Now you must implement your own function to convert a regular expression (in the above format) to an NFA, which you can then use to match particular strings (by leveraging your Nfa module). You must also implement a function that turns regexp_t structures back into a string representation.

regexp_to_nfa re

  • Type: regexp_t -> nfa_t
  • Description: This function takes a regexp and returns an NFA that accepts the same language as the regular expression. Notice that as long as your NFA accepts the correct language, the structure of the NFA does not matter since the NFA produced will only be tested to see which strings it accepts.

regexp_to_string re

  • Typeregexp_t -> string
  • Description: This function takes a regular expression and returns a string representation of the regular expression in standard infix notation. How to deal with associativity and precedence is up to you – your output will be tested by running it back through the parser to check that your generated string is equivalent to the original regular expression, so excess parentheses will not be penalized.
  • Examples:
regexp_to_string (Char 'a') = "a"
regexp_to_string (Union (Char 'a', Char 'b')) = "a|b"
regexp_to_string (Concat(Char 'a',Char 'b')) = "ab"
regexp_to_string (Concat(Char 'a',Concat(Char 'a',Char 'b'))) = "aab"
regexp_to_string (Star(Union(Char 'a',Empty_String))) = "(a|E)*" (* Note that 'E' represents epsilon! *)
regexp_to_string (Concat(Star(Union(Char 'a',Empty_String)),Union(Char 'a',Char 'b'))) = "(a|E)*(a|b)"
  • Hint: You can do this as an in-order DFS traversal over the regexp data structure.

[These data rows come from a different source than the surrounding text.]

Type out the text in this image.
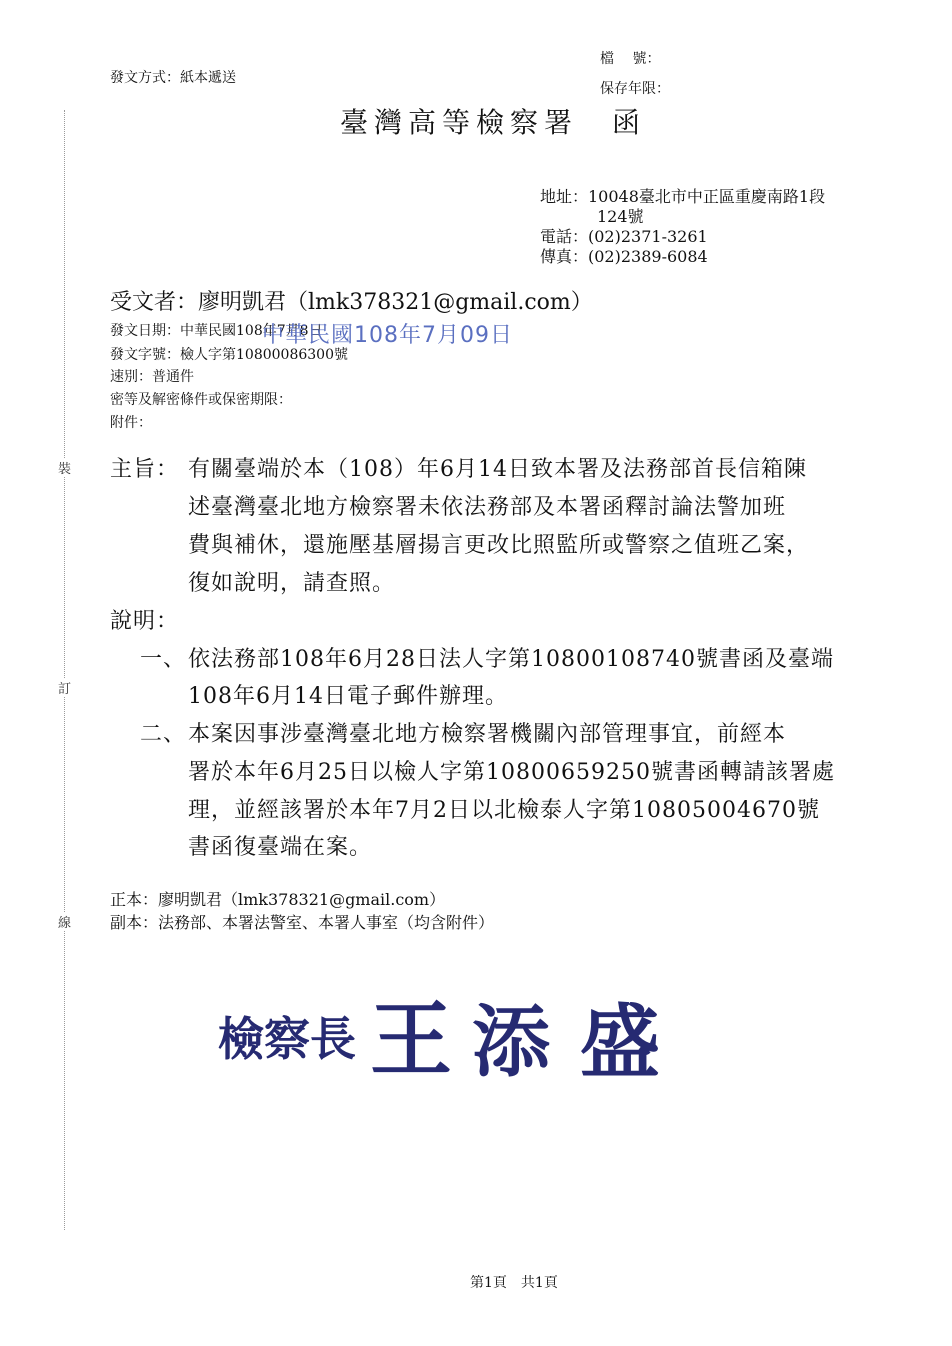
裝
訂
線
發文方式：紙本遞送
檔　 號：
保存年限：
臺灣高等檢察署　函
地址：10048臺北市中正區重慶南路1段
124號
電話：(02)2371-3261
傳真：(02)2389-6084
受文者：廖明凱君（lmk378321@gmail.com）
發文日期：中華民國108年7月8日
中華民國108年7月09日
發文字號：檢人字第10800086300號
速別：普通件
密等及解密條件或保密期限：
附件：
主旨： 有關臺端於本（108）年6月14日致本署及法務部首長信箱陳
述臺灣臺北地方檢察署未依法務部及本署函釋討論法警加班
費與補休，還施壓基層揚言更改比照監所或警察之值班乙案，
復如說明，請查照。
說明：
一、 依法務部108年6月28日法人字第10800108740號書函及臺端
108年6月14日電子郵件辦理。
二、 本案因事涉臺灣臺北地方檢察署機關內部管理事宜，前經本
署於本年6月25日以檢人字第10800659250號書函轉請該署處
理，並經該署於本年7月2日以北檢泰人字第10805004670號
書函復臺端在案。
正本：廖明凱君（lmk378321@gmail.com）
副本：法務部、本署法警室、本署人事室（均含附件）
檢察長 王 添 盛
第1頁　共1頁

The rest of these functions are implemented for you as helpers. However, they rely on your code for correctness!

string_to_nfa s

  • Type: string -> nfa
  • Description: This function takes a string for a regular expression, parses the string, converts it into a regexp, and transforms it to an nfa, using your regexp_to_nfa function. As such, for this function to work, your regexp_to_nfa function must be working. In the starter files we have provided function string_to_regexp that parses strings into regexp values, described next.

string_to_regexp s (provided for you)

  • Type: string -> regexp
  • Description: This function takes a string for a regular expression, parses the string, and outputs its equivalent regexp. If the parser determines that the regular expression has illegal syntax, it will raise an IllegalExpression exception.
  • Examples:
string_to_regexp "a" = Char 'a'
string_to_regexp "(a|b)" = Union (Char 'a', Char 'b')
string_to_regexp "ab" = Concat(Char 'a',Char 'b')
string_to_regexp "aab" = Concat(Char 'a',Concat(Char 'a',Char 'b'))
string_to_regexp "(a|E)*" = Star(Union(Char 'a',Empty_String))
string_to_regexp "(a|E)*(a|b)" = Concat(Star(Union(Char 'a',Empty_String)),Union(Char 'a',Char 'b'))

In a call to string_to_regexp s the string s may contain only parentheses, |, *, a-z (lowercase), and E (for epsilon). A grammatically ill-formed string will result in IllegalExpression being thrown. Note that the precedence for regular expression operators is as follows, from highest(1) to lowest(4):

Precedence Operator Description
1 () parentheses
2 * closure
3 concatenation
4 | union

Also, note that all the binary operators are right associative.